Este é o período dos grandes expurgos, permeado por intensa paranoia e por uma ideologia de sítio, fruto do autoritarismo de Josef Stalin e da existência de sérias ameaças ao Estado soviético devido ao fortalecimento do nazifascismo e à iminência de uma guerra mundial. Os expurgos atingiram vários setores da sociedade, mas os principais alvos foram aqueles que poderiam representar uma ameaça - ainda que muitas vezes imaginária - à autoridade de Stalin. Assim, perseguiu-se vários membros do Partido Comunista - inclusive do período revolucionário -, da cúpula do exército vermelho, e grande parte dos intelectuais. Para se ter uma noção da dimensão dos expurgos, é relevante notar que dos 6 membros ainda vivos do Politburo de 1917, 5 foram executados ou assassinados. O sobrevivente foi o próprio Stalin. Entre as vítimas constam referências internacionais do movimento comunista, como Bukharin, ex-aliado de Stalin e principal formulador da Constituição de 1936, e o antigo rival Leon Trotsky, assassinado no México. O próprio Pachukanis foi uma vítima deste período em que a Lei e a vontade do líder se confundiam. A concepção ideológica que sustentava tais perseguições era a do “agravamento da luta de classes no socialismo”. Segundo esta concepção, elementos residuais da burguesia, com o auxílio de forças externas, haviam se infiltrado com intenções contrarrevolucionárias no aparelho de Estado e no Partido Comunista, sendo preciso eliminá-los para preservar a segurança da União Soviética e o socialismo.

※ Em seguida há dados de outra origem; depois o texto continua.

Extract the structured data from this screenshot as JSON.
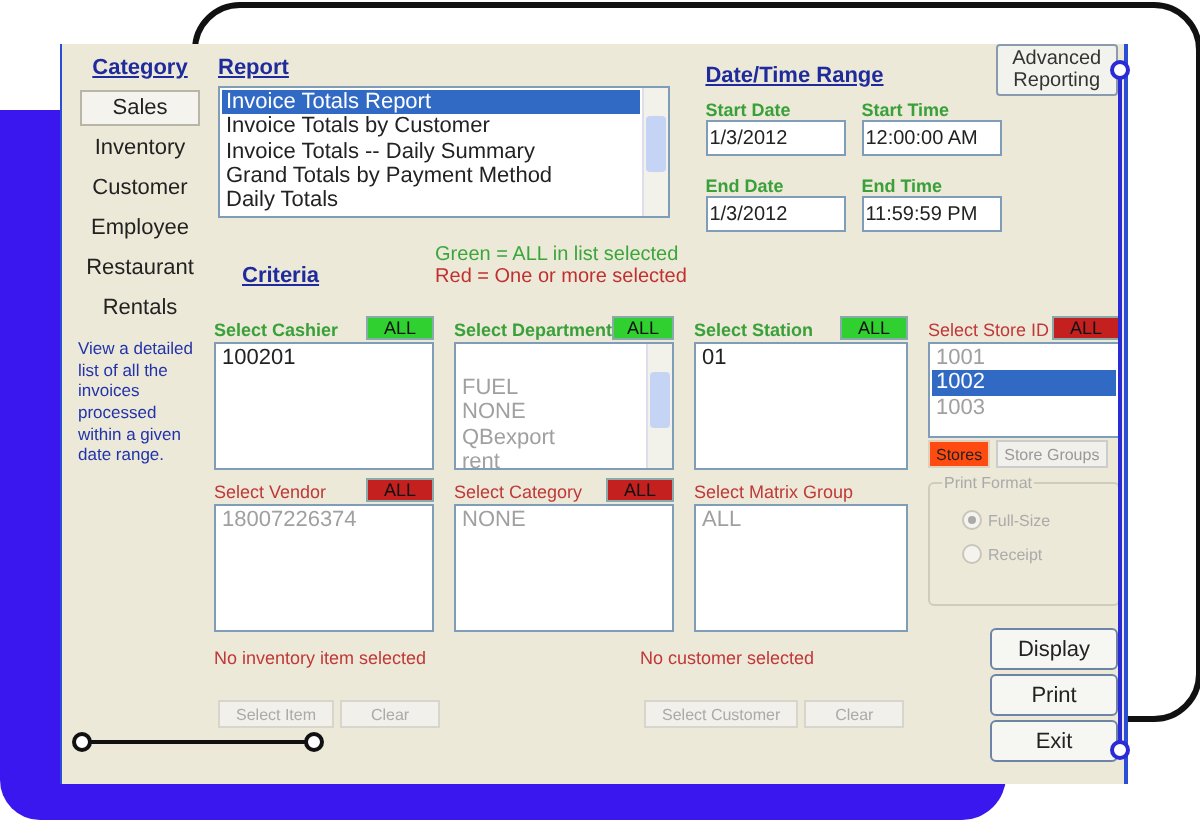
{
  "category": {
    "title": "Category",
    "items": [
      {
        "label": "Sales",
        "selected": true
      },
      {
        "label": "Inventory",
        "selected": false
      },
      {
        "label": "Customer",
        "selected": false
      },
      {
        "label": "Employee",
        "selected": false
      },
      {
        "label": "Restaurant",
        "selected": false
      },
      {
        "label": "Rentals",
        "selected": false
      }
    ],
    "description": "View a detailed list of all the invoices processed within a given date range."
  },
  "report": {
    "title": "Report",
    "scrollbar": true,
    "items": [
      {
        "label": "Invoice Totals Report",
        "selected": true
      },
      {
        "label": "Invoice Totals by Customer",
        "selected": false
      },
      {
        "label": "Invoice Totals -- Daily Summary",
        "selected": false
      },
      {
        "label": "Grand Totals by Payment Method",
        "selected": false
      },
      {
        "label": "Daily Totals",
        "selected": false
      }
    ]
  },
  "date_time": {
    "title": "Date/Time Range",
    "fields": [
      {
        "label": "Start Date",
        "value": "1/3/2012"
      },
      {
        "label": "Start Time",
        "value": "12:00:00 AM"
      },
      {
        "label": "End Date",
        "value": "1/3/2012"
      },
      {
        "label": "End Time",
        "value": "11:59:59 PM"
      }
    ]
  },
  "advanced_button": "Advanced Reporting",
  "criteria": {
    "title": "Criteria",
    "legend": [
      {
        "text": "Green = ALL in list selected",
        "color": "#3aa63a"
      },
      {
        "text": "Red = One or more selected",
        "color": "#c03030"
      }
    ]
  },
  "selectors": [
    {
      "label": "Select Cashier",
      "all_button": "ALL",
      "all_selected": true,
      "greyed": false,
      "scrollbar": false,
      "items": [
        {
          "text": "100201",
          "selected": false
        }
      ]
    },
    {
      "label": "Select Department",
      "all_button": "ALL",
      "all_selected": true,
      "greyed": true,
      "scrollbar": true,
      "items": [
        {
          "text": "FUEL",
          "selected": false
        },
        {
          "text": "NONE",
          "selected": false
        },
        {
          "text": "QBexport",
          "selected": false
        },
        {
          "text": "rent",
          "selected": false
        }
      ]
    },
    {
      "label": "Select Station",
      "all_button": "ALL",
      "all_selected": true,
      "greyed": false,
      "scrollbar": false,
      "items": [
        {
          "text": "01",
          "selected": false
        }
      ]
    },
    {
      "label": "Select Store ID",
      "all_button": "ALL",
      "all_selected": false,
      "greyed": true,
      "scrollbar": false,
      "items": [
        {
          "text": "1001",
          "selected": false
        },
        {
          "text": "1002",
          "selected": true
        },
        {
          "text": "1003",
          "selected": false
        }
      ],
      "toggles": [
        {
          "label": "Stores",
          "selected": true
        },
        {
          "label": "Store Groups",
          "selected": false
        }
      ]
    },
    {
      "label": "Select Vendor",
      "all_button": "ALL",
      "all_selected": false,
      "greyed": true,
      "scrollbar": false,
      "items": [
        {
          "text": "18007226374",
          "selected": false
        }
      ]
    },
    {
      "label": "Select Category",
      "all_button": "ALL",
      "all_selected": false,
      "greyed": true,
      "scrollbar": false,
      "items": [
        {
          "text": "NONE",
          "selected": false
        }
      ]
    },
    {
      "label": "Select Matrix Group",
      "all_selected": false,
      "greyed": true,
      "scrollbar": false,
      "items": [
        {
          "text": "ALL",
          "selected": false
        }
      ]
    }
  ],
  "print_format": {
    "title": "Print Format",
    "disabled": true,
    "options": [
      {
        "label": "Full-Size",
        "selected": true
      },
      {
        "label": "Receipt",
        "selected": false
      }
    ]
  },
  "pickers": [
    {
      "note": "No inventory item selected",
      "buttons": [
        {
          "label": "Select Item",
          "disabled": true
        },
        {
          "label": "Clear",
          "disabled": true
        }
      ]
    },
    {
      "note": "No customer selected",
      "buttons": [
        {
          "label": "Select Customer",
          "disabled": true
        },
        {
          "label": "Clear",
          "disabled": true
        }
      ]
    }
  ],
  "actions": [
    {
      "label": "Display"
    },
    {
      "label": "Print"
    },
    {
      "label": "Exit"
    }
  ]
}
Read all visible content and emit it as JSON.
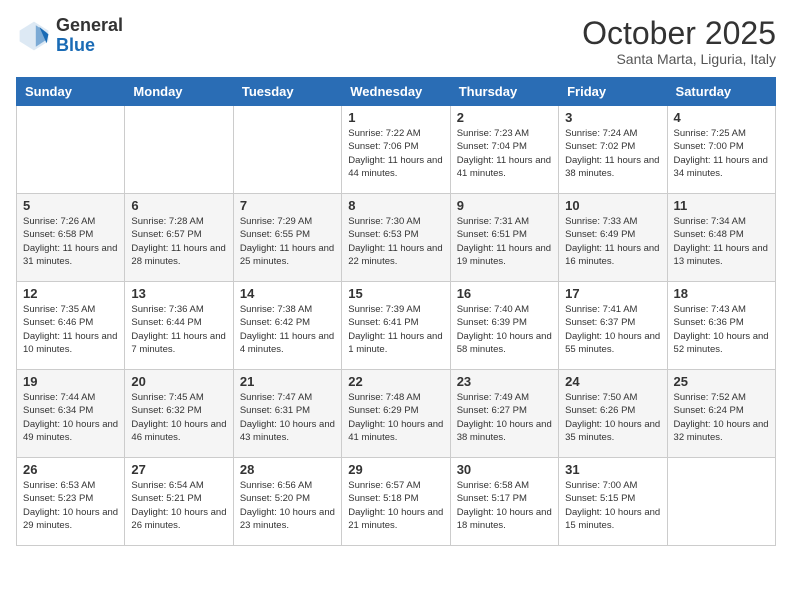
{
  "logo": {
    "general": "General",
    "blue": "Blue"
  },
  "header": {
    "month": "October 2025",
    "location": "Santa Marta, Liguria, Italy"
  },
  "weekdays": [
    "Sunday",
    "Monday",
    "Tuesday",
    "Wednesday",
    "Thursday",
    "Friday",
    "Saturday"
  ],
  "weeks": [
    [
      {
        "day": "",
        "info": ""
      },
      {
        "day": "",
        "info": ""
      },
      {
        "day": "",
        "info": ""
      },
      {
        "day": "1",
        "info": "Sunrise: 7:22 AM\nSunset: 7:06 PM\nDaylight: 11 hours and 44 minutes."
      },
      {
        "day": "2",
        "info": "Sunrise: 7:23 AM\nSunset: 7:04 PM\nDaylight: 11 hours and 41 minutes."
      },
      {
        "day": "3",
        "info": "Sunrise: 7:24 AM\nSunset: 7:02 PM\nDaylight: 11 hours and 38 minutes."
      },
      {
        "day": "4",
        "info": "Sunrise: 7:25 AM\nSunset: 7:00 PM\nDaylight: 11 hours and 34 minutes."
      }
    ],
    [
      {
        "day": "5",
        "info": "Sunrise: 7:26 AM\nSunset: 6:58 PM\nDaylight: 11 hours and 31 minutes."
      },
      {
        "day": "6",
        "info": "Sunrise: 7:28 AM\nSunset: 6:57 PM\nDaylight: 11 hours and 28 minutes."
      },
      {
        "day": "7",
        "info": "Sunrise: 7:29 AM\nSunset: 6:55 PM\nDaylight: 11 hours and 25 minutes."
      },
      {
        "day": "8",
        "info": "Sunrise: 7:30 AM\nSunset: 6:53 PM\nDaylight: 11 hours and 22 minutes."
      },
      {
        "day": "9",
        "info": "Sunrise: 7:31 AM\nSunset: 6:51 PM\nDaylight: 11 hours and 19 minutes."
      },
      {
        "day": "10",
        "info": "Sunrise: 7:33 AM\nSunset: 6:49 PM\nDaylight: 11 hours and 16 minutes."
      },
      {
        "day": "11",
        "info": "Sunrise: 7:34 AM\nSunset: 6:48 PM\nDaylight: 11 hours and 13 minutes."
      }
    ],
    [
      {
        "day": "12",
        "info": "Sunrise: 7:35 AM\nSunset: 6:46 PM\nDaylight: 11 hours and 10 minutes."
      },
      {
        "day": "13",
        "info": "Sunrise: 7:36 AM\nSunset: 6:44 PM\nDaylight: 11 hours and 7 minutes."
      },
      {
        "day": "14",
        "info": "Sunrise: 7:38 AM\nSunset: 6:42 PM\nDaylight: 11 hours and 4 minutes."
      },
      {
        "day": "15",
        "info": "Sunrise: 7:39 AM\nSunset: 6:41 PM\nDaylight: 11 hours and 1 minute."
      },
      {
        "day": "16",
        "info": "Sunrise: 7:40 AM\nSunset: 6:39 PM\nDaylight: 10 hours and 58 minutes."
      },
      {
        "day": "17",
        "info": "Sunrise: 7:41 AM\nSunset: 6:37 PM\nDaylight: 10 hours and 55 minutes."
      },
      {
        "day": "18",
        "info": "Sunrise: 7:43 AM\nSunset: 6:36 PM\nDaylight: 10 hours and 52 minutes."
      }
    ],
    [
      {
        "day": "19",
        "info": "Sunrise: 7:44 AM\nSunset: 6:34 PM\nDaylight: 10 hours and 49 minutes."
      },
      {
        "day": "20",
        "info": "Sunrise: 7:45 AM\nSunset: 6:32 PM\nDaylight: 10 hours and 46 minutes."
      },
      {
        "day": "21",
        "info": "Sunrise: 7:47 AM\nSunset: 6:31 PM\nDaylight: 10 hours and 43 minutes."
      },
      {
        "day": "22",
        "info": "Sunrise: 7:48 AM\nSunset: 6:29 PM\nDaylight: 10 hours and 41 minutes."
      },
      {
        "day": "23",
        "info": "Sunrise: 7:49 AM\nSunset: 6:27 PM\nDaylight: 10 hours and 38 minutes."
      },
      {
        "day": "24",
        "info": "Sunrise: 7:50 AM\nSunset: 6:26 PM\nDaylight: 10 hours and 35 minutes."
      },
      {
        "day": "25",
        "info": "Sunrise: 7:52 AM\nSunset: 6:24 PM\nDaylight: 10 hours and 32 minutes."
      }
    ],
    [
      {
        "day": "26",
        "info": "Sunrise: 6:53 AM\nSunset: 5:23 PM\nDaylight: 10 hours and 29 minutes."
      },
      {
        "day": "27",
        "info": "Sunrise: 6:54 AM\nSunset: 5:21 PM\nDaylight: 10 hours and 26 minutes."
      },
      {
        "day": "28",
        "info": "Sunrise: 6:56 AM\nSunset: 5:20 PM\nDaylight: 10 hours and 23 minutes."
      },
      {
        "day": "29",
        "info": "Sunrise: 6:57 AM\nSunset: 5:18 PM\nDaylight: 10 hours and 21 minutes."
      },
      {
        "day": "30",
        "info": "Sunrise: 6:58 AM\nSunset: 5:17 PM\nDaylight: 10 hours and 18 minutes."
      },
      {
        "day": "31",
        "info": "Sunrise: 7:00 AM\nSunset: 5:15 PM\nDaylight: 10 hours and 15 minutes."
      },
      {
        "day": "",
        "info": ""
      }
    ]
  ]
}
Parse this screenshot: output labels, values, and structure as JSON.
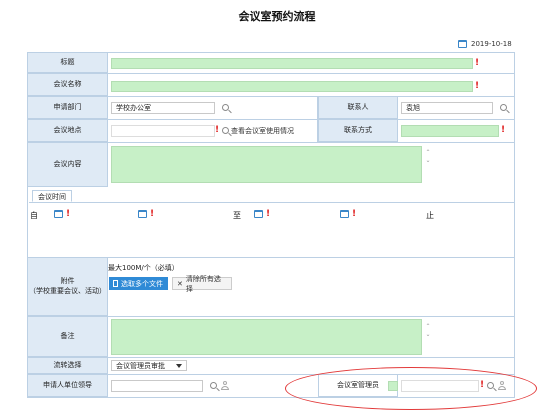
{
  "page": {
    "title": "会议室预约流程",
    "date": "2019-10-18"
  },
  "fields": {
    "subject_label": "标题",
    "meeting_name_label": "会议名称",
    "department_label": "申请部门",
    "department_value": "学校办公室",
    "contact_label": "联系人",
    "contact_value": "袁旭",
    "location_label": "会议地点",
    "room_usage_link": "查看会议室使用情况",
    "contact_method_label": "联系方式",
    "content_label": "会议内容",
    "attachment_label_line1": "附件",
    "attachment_label_line2": "（学校重要会议、活动）",
    "attachment_hint": "最大100M/个（必填）",
    "select_files_button": "选取多个文件",
    "clear_selection_button": "清除所有选择",
    "remarks_label": "备注",
    "flow_label": "流转选择",
    "flow_selected": "会议管理员审批",
    "leader_label": "申请人单位领导",
    "room_admin_label": "会议室管理员"
  },
  "time_section": {
    "tab_label": "会议时间",
    "from_label": "自",
    "to_label": "至",
    "end_label": "止"
  },
  "colors": {
    "label_bg": "#dfeaf5",
    "required_field": "#c7f0c7",
    "accent_blue": "#2f8ad6",
    "required_mark": "#e02020",
    "annotation_red": "#e23a3a"
  }
}
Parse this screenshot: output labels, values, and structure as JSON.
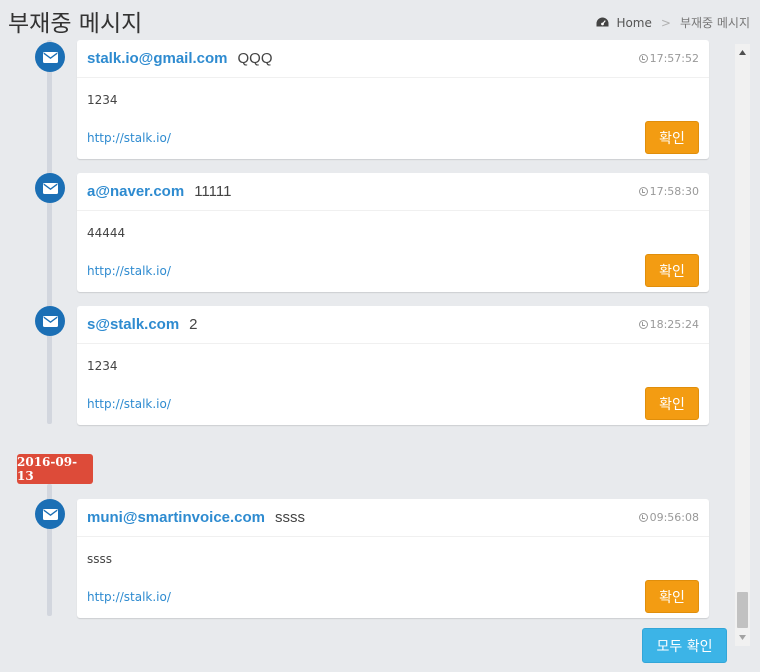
{
  "page": {
    "title": "부재중 메시지"
  },
  "breadcrumb": {
    "home_icon": "dashboard-icon",
    "home": "Home",
    "separator": ">",
    "current": "부재중 메시지"
  },
  "messages": [
    {
      "icon": "envelope-icon",
      "sender": "stalk.io@gmail.com",
      "subject": "QQQ",
      "time": "17:57:52",
      "body": "1234",
      "link": "http://stalk.io/",
      "confirm_label": "확인"
    },
    {
      "icon": "envelope-icon",
      "sender": "a@naver.com",
      "subject": "11111",
      "time": "17:58:30",
      "body": "44444",
      "link": "http://stalk.io/",
      "confirm_label": "확인"
    },
    {
      "icon": "envelope-icon",
      "sender": "s@stalk.com",
      "subject": "2",
      "time": "18:25:24",
      "body": "1234",
      "link": "http://stalk.io/",
      "confirm_label": "확인"
    },
    {
      "icon": "envelope-icon",
      "sender": "muni@smartinvoice.com",
      "subject": "ssss",
      "time": "09:56:08",
      "body": "ssss",
      "link": "http://stalk.io/",
      "confirm_label": "확인"
    }
  ],
  "date_label": "2016-09-13",
  "confirm_all_label": "모두 확인",
  "colors": {
    "accent_blue": "#1b6fb5",
    "link_blue": "#2e8bd0",
    "confirm_orange": "#f39c12",
    "date_red": "#dd4b39",
    "confirm_all_blue": "#3cb4e7"
  }
}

É curioso que, criada neste contexto, esta Constituição tenha, mais do que em qualquer momento anterior da URSS, afirmado a importância da legalidade e incorporado direitos típicos das constituições dos países capitalistas, incluindo uma aparente ampliação dos direitos de voto e dos direitos individuais frente ao Estado (UNGER, 1981UNGER, Aryeh. Constitutional Development in the USSR. Londres: Methuen & Co. Ltd, 1981.: 79). Segundo Cohen (1990COHEN, Stephen. Bukharin: uma biografia política. Rio de Janeiro: Paz e Terra, 1990.: 402), “um grande número de cidadãos, membros ou não do partido, viu no documento a prova do início de uma época de paz civil e legalidade”. Stalin, no 8º Congresso Extraordinário dos Soviets, convocado para se discutir a nova Constituição, afirmou que “nós precisamos da estabilidade das leis agora mais do que nunca” e “(...) a Constituição Soviética é a única Constituição totalmente democrática do mundo (tradução nossa).”12 12 O discurso proferido por Stalin no 8º Congresso Extraordinário dos Soviets está disponível em: https://www.marxists.org/reference/archive/stalin/works/1936/11/25.htm

Passando para uma análise do seu conteúdo, cumpre notar, de início, que esta Constituição é mais extensa e cobre mais temas do que as anteriores. A estrutura da União manteve-se praticamente a mesma e o direito de secessão foi mantido no artigo 17, embora, tal qual no texto de 1924, não se tenha delineado o procedimento cabível caso uma República decidisse neste sentido.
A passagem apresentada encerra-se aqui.